Aleppo by Philip Mansel


Aleppo by Philip Mansel

‘After Constantinople and Cairo, Aleppo was the third largest city in the Empire.’

I have read that Aleppo was once a vibrant city, one in which Christians, Jews and Muslims lived and traded together in peace.  Unfortunately, that is no longer the case.  Aleppo is an ancient, diverse city.  In Aleppo’s long period as one of the oldest, continuously inhabited cities it has been successively ruled by the Assyrian, Persian, Greek, Roman, Arab, Ottoman and French empires.  Because of its location at the end of the Silk Road, Aleppo became the third largest city in the Ottoman Empire.  For 400 hundred years, British and French consuls and merchants lived in Aleppo, which was famous throughout the region for its food and music.  How recognisable is this Aleppo today?

‘States and religions are killing Aleppo.  People and monuments are dying.  Satellite imagery shows that there are now almost no lights at night in the city.’

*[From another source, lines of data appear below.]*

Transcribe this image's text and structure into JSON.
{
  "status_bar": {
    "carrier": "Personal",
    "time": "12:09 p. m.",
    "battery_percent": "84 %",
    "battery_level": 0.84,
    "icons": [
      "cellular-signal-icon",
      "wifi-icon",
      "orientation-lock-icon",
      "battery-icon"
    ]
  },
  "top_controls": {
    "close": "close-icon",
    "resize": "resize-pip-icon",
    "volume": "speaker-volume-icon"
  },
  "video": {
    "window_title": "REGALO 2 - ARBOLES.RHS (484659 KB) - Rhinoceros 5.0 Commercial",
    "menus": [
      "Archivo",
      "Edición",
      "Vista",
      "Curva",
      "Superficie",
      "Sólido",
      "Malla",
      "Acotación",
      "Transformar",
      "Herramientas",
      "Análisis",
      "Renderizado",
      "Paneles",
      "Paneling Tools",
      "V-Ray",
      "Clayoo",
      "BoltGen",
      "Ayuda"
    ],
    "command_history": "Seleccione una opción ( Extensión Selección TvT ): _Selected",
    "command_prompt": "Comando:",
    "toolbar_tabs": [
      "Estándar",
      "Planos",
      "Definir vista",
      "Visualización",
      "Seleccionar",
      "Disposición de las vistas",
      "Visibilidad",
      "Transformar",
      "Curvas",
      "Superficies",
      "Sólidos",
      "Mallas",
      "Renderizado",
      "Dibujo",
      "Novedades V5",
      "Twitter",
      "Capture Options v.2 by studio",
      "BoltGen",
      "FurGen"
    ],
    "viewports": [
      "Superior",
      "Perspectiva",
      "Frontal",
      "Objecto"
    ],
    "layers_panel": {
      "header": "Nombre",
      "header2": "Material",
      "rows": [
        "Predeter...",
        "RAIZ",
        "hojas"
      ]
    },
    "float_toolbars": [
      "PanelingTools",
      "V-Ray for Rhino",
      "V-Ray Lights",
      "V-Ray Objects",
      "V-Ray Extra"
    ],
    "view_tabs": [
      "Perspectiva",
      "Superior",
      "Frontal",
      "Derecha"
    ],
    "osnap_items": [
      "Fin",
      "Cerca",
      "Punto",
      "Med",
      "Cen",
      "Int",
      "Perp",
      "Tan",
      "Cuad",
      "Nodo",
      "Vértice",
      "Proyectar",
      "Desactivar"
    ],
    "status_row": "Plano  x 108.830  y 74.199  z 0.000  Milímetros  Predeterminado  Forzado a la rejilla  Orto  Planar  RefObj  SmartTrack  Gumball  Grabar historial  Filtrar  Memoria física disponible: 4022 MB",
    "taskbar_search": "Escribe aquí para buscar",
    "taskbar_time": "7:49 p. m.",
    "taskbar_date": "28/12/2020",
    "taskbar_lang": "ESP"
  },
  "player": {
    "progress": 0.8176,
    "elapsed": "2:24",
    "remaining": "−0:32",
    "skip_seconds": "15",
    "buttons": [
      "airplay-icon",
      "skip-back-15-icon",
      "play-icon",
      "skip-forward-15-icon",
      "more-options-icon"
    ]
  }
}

In this book, Dr Philip Mansel describes Aleppo’s decline from power, a city currently shattered by Syria’s ongoing civil war.  Many people have been killed and the ancient Old City has been devastated.  There are two parts to this book.  Part I provides a summary of Aleppo’s history, and Part II provides a view of Aleppo through the eyes of travellers between the sixteenth and twentieth centuries (from the travels of Dr Leonhart Rauwolff in the sixteenth century, to those of both Gertrude Bell and Leonard Woolley in the first two decades of the twentieth century).

In Part I, Dr Mansel focusses on Aleppo’s significance as a junction between the East and the West, its role as a great merchant city.  While this is clearly the focus of the book, I’d have also liked to learn more about Aleppo’s pre-Muslim history.  In Part II, I enjoyed reading the different accounts of Aleppo at different times over the past four hundred years.  There’s a contrast between past and present which is both informative, and sad.  What does the future hold for Aleppo? Before the civil war, it was Syria’s largest city.  Can it be again?  A decade ago, more than two million people lived in Aleppo, now the population is probably closer to 400,000.

I finished this book wanting to know more about Aleppo, and hoping that the city can recover.

Note: My thanks to NetGalley and I.B. Tauris for providing me with a free electronic copy of this book for review purposes.